NHK:豪雨災害の体制についてです。検証を踏まえて、改めて、早いタイミングで対策本部が設置できる体制になったと思いますが、6月の雨の段階で、記憶が定かではないのですが、県は対策本部を設置しなかったと思います。検証を踏まえて、本部を設置するということで、当時、意思決定などの段階で課題があったとお考えなのか、当時はできること、必要なことをやったというふうにお考えなのか、その辺り教えていただいてもよろしいですか。

知事:6月の災害の後の記者会見でも申し上げたとおり、あの時の判断は正しかったと思っています。それはそれとして、今後、大きな災害が起き得る場合を考えて、機動的に災害対策本部を作っているようにしておいた方がいいのではないかというふうに考えたところです。

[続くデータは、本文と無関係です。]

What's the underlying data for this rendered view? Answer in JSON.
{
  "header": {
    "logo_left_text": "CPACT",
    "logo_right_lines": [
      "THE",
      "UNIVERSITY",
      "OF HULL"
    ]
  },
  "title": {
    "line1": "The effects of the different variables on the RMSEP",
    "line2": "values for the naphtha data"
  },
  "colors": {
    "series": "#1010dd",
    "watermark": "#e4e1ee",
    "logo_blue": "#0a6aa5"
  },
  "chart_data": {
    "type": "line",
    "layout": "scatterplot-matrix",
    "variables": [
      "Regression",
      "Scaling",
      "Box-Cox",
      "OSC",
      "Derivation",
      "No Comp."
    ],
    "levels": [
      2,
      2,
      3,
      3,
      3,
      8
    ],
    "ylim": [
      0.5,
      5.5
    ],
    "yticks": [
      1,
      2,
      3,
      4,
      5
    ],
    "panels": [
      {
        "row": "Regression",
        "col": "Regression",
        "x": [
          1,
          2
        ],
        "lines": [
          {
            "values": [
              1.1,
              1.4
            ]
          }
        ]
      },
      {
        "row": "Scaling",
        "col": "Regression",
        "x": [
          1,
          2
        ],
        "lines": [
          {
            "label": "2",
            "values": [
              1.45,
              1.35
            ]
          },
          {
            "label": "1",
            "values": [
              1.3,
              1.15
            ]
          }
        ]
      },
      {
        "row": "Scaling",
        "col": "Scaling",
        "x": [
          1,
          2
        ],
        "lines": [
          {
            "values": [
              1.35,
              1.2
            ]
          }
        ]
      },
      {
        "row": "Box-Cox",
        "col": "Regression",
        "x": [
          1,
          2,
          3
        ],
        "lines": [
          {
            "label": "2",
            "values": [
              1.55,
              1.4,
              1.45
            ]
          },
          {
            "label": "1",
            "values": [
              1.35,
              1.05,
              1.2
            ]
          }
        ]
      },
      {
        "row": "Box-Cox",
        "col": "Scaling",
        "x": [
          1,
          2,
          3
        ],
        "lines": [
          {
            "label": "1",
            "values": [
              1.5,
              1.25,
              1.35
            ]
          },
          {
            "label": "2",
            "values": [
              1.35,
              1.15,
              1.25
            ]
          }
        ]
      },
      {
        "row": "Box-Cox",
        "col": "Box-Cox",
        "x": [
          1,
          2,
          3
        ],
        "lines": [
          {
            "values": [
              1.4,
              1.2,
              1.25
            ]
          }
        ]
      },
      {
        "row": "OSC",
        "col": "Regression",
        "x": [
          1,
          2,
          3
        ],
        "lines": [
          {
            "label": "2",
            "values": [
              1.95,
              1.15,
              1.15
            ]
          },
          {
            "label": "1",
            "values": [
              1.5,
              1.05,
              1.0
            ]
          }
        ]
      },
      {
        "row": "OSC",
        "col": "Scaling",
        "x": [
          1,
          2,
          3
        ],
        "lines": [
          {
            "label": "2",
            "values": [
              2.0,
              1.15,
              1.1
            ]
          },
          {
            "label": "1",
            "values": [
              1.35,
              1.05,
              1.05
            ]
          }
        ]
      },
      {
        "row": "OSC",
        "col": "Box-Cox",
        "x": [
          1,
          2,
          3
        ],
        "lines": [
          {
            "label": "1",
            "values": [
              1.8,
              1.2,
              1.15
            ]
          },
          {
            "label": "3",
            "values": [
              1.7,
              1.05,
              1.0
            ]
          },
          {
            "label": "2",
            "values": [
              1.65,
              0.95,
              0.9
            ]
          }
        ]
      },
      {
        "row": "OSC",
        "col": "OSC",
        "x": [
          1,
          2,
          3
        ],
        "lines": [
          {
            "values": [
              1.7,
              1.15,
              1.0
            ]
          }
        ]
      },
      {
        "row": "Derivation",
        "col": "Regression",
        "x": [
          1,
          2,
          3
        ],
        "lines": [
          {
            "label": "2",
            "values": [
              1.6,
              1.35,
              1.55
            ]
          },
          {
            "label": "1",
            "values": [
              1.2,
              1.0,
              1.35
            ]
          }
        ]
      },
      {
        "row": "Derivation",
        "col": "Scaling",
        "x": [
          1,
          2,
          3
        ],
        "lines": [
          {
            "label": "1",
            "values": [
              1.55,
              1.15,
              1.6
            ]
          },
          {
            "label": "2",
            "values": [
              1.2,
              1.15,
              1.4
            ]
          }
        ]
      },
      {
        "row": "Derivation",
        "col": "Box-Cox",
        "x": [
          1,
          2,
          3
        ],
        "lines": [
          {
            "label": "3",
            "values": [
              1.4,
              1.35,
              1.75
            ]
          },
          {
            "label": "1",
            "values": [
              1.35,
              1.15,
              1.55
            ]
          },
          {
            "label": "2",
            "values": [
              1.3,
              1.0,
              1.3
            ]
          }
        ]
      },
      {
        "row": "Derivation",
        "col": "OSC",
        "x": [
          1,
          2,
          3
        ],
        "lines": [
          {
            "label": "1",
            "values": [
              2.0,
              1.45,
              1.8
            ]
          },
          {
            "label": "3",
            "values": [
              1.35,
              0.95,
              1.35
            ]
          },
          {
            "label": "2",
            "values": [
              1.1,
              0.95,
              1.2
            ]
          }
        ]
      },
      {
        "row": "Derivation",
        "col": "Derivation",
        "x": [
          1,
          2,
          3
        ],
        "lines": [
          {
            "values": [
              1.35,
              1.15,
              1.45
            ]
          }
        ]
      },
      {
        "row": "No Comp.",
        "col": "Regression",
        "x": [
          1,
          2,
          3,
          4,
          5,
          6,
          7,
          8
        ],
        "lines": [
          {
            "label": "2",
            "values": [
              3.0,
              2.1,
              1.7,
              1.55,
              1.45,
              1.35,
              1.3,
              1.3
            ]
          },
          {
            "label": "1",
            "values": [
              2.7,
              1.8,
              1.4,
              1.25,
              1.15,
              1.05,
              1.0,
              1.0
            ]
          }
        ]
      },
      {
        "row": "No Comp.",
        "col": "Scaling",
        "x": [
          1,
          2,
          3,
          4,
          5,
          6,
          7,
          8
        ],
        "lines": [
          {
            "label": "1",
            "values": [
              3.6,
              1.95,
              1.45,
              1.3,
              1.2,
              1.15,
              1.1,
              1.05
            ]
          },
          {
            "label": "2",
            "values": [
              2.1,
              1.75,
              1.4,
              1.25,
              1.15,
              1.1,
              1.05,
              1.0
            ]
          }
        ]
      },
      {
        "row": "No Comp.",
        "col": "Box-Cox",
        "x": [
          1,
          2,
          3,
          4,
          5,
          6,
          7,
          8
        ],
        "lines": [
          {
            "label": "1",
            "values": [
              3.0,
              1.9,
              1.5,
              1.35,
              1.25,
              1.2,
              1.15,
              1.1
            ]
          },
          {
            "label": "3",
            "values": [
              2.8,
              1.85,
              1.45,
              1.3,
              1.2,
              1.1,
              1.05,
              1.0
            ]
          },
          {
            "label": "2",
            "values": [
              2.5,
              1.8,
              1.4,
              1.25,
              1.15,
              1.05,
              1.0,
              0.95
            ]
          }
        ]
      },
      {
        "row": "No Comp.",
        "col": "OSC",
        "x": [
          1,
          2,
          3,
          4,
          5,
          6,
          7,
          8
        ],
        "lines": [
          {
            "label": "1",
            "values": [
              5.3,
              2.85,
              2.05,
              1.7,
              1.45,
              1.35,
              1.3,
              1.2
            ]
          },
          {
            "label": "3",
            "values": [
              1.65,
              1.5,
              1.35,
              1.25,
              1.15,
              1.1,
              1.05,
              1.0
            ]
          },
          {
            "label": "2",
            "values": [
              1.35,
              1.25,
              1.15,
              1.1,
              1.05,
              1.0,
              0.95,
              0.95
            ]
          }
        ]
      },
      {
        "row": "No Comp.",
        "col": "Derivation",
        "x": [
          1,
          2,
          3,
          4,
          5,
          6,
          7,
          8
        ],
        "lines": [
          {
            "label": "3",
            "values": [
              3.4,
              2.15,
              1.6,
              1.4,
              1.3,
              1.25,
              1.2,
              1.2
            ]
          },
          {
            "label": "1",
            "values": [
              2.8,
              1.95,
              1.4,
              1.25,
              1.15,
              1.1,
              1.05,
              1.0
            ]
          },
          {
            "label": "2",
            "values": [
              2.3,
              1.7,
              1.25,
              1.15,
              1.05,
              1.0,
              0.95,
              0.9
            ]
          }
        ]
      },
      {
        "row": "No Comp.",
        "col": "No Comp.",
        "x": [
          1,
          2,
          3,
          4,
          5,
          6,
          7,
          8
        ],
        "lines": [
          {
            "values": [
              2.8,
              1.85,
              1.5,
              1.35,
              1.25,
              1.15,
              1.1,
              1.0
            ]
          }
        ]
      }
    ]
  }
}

産経:災害の関係です。リエゾンを8月、9月の段階で派遣しているということですが、これは、接近時なのか、実際に被害が出るまでなのか、雨などが降る前なのか、どの段階で派遣していますか。また、リエゾンについて、人的派遣になると、新宮だと広域だし、伊都はまだ範囲が狭いですが広域です。人の派遣以外に、人が行けない場合のオンラインなど、そういうようなバックアップの体制は何か考えていますか。

知事:まず、市町村に派遣するので、そのために振興局があり、振興局はそれぞれの市町村と常に綿密に連携しているので、そこに人が出せないことはない。
 ただ、一方で、今回、私の体制になってから、大きな災害が起きた場合は、気象台、電力会社、鉄道、高速を含めた、県庁と市町村との間に、常時回線を開いたリアルタイムのオンラインでの情報共有はしています。それは実際にできているし、当然のこととしてやっています。これは常に画面が開いているので、それなりに役に立ったというふうに理解をしているし、続けます。
 それから、かなり早めにリエゾンを出していますが、タイミングについては担当者から説明させます。

災害対策課長:派遣のタイミングですが、もちろん、どのタイミングで派遣するかは、それぞれの現場の状況等に応じて対応させていただいていますが、場所によります。例えば、8月の台風7号の場合は、接近時より早めに、振興局から各市町村に派遣しているというふうなことを聞いています。

産経:早目というのは、何時間前とか1日前とかになりますか。

災害対策課長:時間など、そこまでの資料を持ち合わせていませんが、1日前からはありません。ただ、気象台からの情報の共有は、早い段階、接近時から情報の共有を逐次やっているので、接近の状況に応じて、職員を派遣している、ないしはホットラインを開設しているというのが、取組状況です。

時事通信:発表項目外ですが、今、政府が自治体のシステム移行を進めていると思いますが、その中で、移行困難システムを申請する自治体も増えています。県の状況は、今どうなっているかを教えていただきたい。

知事:県のやっている事業は、福祉関係で二つの事業をやっていますが、和歌山県はスムーズに移行できるよう準備が終わっています。